In 2006, city officials dropped their demand that The Boyer Co. find a grocery store for its proposed office tower at The Gateway. The city had originally made the bold and unusual move of requiring that they find a grocer before they could purchase the land. But Boyer had no success finding one to move in there, even after offering to reduce the rent. Part of the problem may be the fact that most supermarkets are set up to follow the suburban model, which requires that their stores be surrounded by a large number of yellow lines painted on a sea of black.
“If you want to do a pedestrian based store, a lot of bigger stores won’t do it because of the parking requirement. It’s just not in their model,” says Mary Gordon, owner of Jade Market, one of Salt Lake’s only urban grocery stores located on 353 W 200 South. “I liked the idea of opening a small grocery store downtown because there was nothing here, and that always kind of surprised me. Because I’ve lived in Boston for instance, and like any downtown neighborhood you live in back east, you can walk two blocks and there’s some sort of little grocery store or some sort of little market you can go to.”

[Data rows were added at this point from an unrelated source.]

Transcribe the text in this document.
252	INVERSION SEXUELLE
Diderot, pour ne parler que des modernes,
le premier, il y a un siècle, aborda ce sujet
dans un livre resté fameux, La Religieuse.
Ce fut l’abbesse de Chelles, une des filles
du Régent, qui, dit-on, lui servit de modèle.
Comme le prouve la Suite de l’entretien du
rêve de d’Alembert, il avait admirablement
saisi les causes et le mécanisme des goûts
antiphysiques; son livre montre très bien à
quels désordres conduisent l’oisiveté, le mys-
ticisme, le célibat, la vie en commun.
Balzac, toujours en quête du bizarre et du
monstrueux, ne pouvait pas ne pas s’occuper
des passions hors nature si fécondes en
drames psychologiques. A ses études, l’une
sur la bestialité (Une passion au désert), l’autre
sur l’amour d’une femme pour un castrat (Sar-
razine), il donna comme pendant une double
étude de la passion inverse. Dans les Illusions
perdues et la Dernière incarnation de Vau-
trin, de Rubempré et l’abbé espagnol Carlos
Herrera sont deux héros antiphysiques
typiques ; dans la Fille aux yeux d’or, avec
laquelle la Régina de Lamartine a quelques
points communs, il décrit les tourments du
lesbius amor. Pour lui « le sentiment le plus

With four years in business, Jade Market not only deliberately stocks items small enough to carry on foot, but they also offer a level of personalization that you won’t find at a supermarket. “If I have people who live nearby who happen to like a particular thing, if they and maybe one other customer will come in and buy it on a regular basis, we’ll carry it.”
Gordon has noticed that most people aren’t willing to walk more than three or four blocks to do their grocery shopping. So while those who live by Jade Market can be seen taking a walk to pick up an organic burrito and some locally brewed beer, for the most part, Salt Lake’s offering for the grocery-getting pedestrian, for now, remains elusive.